# Tire press help



## aelancaster (Apr 8, 2006)

Getting ready to order some new tools and was wondering if I could get some opinions on which tire press everyone like and why. The ones I am looking at are the RTHO RT-380. the JW's PO-4 and the Scale Engineering #164-300. This will mainly be used for T-jets and the odd Magna-Traction now and then. Can anyone shed some light on what wheels the different anvils match up with? 
Thanks


----------



## aelancaster (Apr 8, 2006)

No body?


----------



## brownie374 (Nov 21, 2007)

I have some rtho tools and love em but my jw wheel press is sweet esp.if you use it with jw wheels


----------



## martybauer31 (Jan 27, 2004)

I have all 3 and the the Scale Engineering is far and away my favorite....

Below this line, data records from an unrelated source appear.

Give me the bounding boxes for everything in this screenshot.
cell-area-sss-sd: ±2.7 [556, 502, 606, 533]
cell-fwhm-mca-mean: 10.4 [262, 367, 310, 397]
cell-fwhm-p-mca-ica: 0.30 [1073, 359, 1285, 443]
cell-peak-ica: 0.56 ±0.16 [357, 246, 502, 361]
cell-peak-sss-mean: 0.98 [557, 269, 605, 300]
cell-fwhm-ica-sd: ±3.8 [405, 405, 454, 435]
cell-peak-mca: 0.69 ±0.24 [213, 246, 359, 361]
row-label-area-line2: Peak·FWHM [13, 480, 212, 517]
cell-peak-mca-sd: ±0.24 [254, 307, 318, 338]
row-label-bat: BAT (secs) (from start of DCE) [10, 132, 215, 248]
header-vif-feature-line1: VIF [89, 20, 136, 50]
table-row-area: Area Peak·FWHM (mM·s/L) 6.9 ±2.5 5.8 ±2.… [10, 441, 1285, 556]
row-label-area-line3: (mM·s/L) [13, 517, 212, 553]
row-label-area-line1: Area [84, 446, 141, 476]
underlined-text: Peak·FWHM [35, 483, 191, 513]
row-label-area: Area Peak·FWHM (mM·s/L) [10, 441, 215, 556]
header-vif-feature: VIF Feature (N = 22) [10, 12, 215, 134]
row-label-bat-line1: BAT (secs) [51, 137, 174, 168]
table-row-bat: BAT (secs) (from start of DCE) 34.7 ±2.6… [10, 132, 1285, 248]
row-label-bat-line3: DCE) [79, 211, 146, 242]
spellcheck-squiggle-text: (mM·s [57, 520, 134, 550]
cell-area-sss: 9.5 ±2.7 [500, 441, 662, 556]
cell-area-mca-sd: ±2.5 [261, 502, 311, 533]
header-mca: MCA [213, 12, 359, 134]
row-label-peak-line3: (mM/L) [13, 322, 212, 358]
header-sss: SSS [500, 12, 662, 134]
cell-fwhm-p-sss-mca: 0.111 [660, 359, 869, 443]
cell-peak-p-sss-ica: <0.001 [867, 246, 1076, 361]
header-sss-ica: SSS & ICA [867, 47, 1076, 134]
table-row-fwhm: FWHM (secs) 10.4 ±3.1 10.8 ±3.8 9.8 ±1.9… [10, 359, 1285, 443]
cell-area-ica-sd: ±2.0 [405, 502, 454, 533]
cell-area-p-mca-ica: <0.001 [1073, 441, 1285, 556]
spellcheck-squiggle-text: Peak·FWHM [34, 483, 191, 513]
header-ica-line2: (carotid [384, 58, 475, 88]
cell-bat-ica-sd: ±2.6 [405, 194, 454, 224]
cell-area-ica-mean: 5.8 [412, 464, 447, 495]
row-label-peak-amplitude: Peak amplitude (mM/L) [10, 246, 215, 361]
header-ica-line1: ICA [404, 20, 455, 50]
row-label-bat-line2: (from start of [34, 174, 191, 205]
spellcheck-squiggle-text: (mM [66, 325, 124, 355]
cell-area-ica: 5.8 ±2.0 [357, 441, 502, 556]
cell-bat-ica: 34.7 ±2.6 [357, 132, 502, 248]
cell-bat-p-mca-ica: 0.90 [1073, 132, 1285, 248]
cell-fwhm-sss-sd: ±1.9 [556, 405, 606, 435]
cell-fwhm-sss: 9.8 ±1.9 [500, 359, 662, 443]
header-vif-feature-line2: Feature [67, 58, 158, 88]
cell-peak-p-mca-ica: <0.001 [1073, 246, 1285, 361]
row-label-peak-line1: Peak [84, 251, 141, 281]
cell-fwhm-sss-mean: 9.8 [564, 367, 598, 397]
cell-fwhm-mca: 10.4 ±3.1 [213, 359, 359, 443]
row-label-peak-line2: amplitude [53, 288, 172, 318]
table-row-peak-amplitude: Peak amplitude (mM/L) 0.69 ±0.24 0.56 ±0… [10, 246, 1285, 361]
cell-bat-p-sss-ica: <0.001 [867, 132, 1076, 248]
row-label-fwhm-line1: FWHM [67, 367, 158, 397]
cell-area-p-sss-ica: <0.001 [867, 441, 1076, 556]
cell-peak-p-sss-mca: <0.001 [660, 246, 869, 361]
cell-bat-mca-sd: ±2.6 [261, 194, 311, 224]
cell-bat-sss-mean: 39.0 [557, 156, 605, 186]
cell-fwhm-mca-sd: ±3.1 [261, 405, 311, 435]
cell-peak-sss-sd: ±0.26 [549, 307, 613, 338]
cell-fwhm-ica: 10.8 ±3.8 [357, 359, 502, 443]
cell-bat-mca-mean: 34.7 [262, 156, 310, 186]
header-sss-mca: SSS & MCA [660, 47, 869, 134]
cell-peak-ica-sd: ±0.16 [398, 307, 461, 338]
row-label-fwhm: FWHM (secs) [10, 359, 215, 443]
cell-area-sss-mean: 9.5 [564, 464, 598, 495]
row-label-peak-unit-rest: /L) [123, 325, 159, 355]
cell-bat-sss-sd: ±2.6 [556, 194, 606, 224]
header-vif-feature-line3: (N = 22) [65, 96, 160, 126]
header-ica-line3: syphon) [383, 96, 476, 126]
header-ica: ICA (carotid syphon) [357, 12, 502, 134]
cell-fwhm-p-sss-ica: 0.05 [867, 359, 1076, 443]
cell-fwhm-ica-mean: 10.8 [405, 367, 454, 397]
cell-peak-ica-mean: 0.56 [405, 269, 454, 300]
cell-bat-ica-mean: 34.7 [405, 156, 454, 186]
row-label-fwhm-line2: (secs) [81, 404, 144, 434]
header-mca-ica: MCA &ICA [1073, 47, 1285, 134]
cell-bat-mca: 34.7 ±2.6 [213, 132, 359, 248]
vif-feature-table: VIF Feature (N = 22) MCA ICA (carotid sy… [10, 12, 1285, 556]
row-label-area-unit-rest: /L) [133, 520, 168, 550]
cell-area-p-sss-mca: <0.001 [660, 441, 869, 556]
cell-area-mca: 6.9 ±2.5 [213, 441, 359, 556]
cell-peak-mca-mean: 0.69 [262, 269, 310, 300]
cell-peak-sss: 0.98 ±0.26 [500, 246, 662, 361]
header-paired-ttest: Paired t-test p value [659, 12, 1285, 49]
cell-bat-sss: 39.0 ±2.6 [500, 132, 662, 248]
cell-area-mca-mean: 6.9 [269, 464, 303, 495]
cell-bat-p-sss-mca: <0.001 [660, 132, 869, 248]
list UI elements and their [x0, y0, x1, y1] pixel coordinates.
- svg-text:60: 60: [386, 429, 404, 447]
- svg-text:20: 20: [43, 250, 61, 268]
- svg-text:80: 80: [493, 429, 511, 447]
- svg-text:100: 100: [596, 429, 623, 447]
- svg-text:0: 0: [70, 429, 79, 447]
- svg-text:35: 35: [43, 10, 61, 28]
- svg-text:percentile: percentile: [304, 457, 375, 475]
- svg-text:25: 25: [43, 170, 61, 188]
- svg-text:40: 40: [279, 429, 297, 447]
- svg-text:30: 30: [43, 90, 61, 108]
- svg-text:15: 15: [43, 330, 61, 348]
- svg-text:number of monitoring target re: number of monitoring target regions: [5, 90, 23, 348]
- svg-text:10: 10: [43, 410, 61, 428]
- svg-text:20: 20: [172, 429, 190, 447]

Go here to see what anvils work with what tires: http://www.scaleengineering.com/cgi-bin/ib311/ikonboard.cgi?act=ST;f=3;t=41

RTHO makes great stuff as well, his t-jet gear installation tool is the best out there.


----------



## aelancaster (Apr 8, 2006)

I have some of the the RTHO tools and they are great. Was just wanting to get some input before I spent more money. I got a wheel press and a wheel puller from scale auto and neither works very well.


----------



## tjd241 (Jan 25, 2004)

I have used the JW press and puller for quite awhile and I'm very happy with them. :thumbsup: I am using his wheels for most of my tjets, so I have no input with regards to how applicable they are across multiple brands of wheels. My only problem was that I was unsure which sleeves to order. I didn't need every one he has. There are several model numbers and I didn't want to order the wrong thing. A quick email to him solved my issues and I ordered the right things. So, before you order you can contact him by email and ask him which sleeves will fit the applications you plan on working with. I imagine any of these makers would provide their input so you could order only the accessories that you need. nd


----------



## aelancaster (Apr 8, 2006)

Thanks, It looks like the Scale engineering is the way to go. I like the idea of the adjustable axle stop.


----------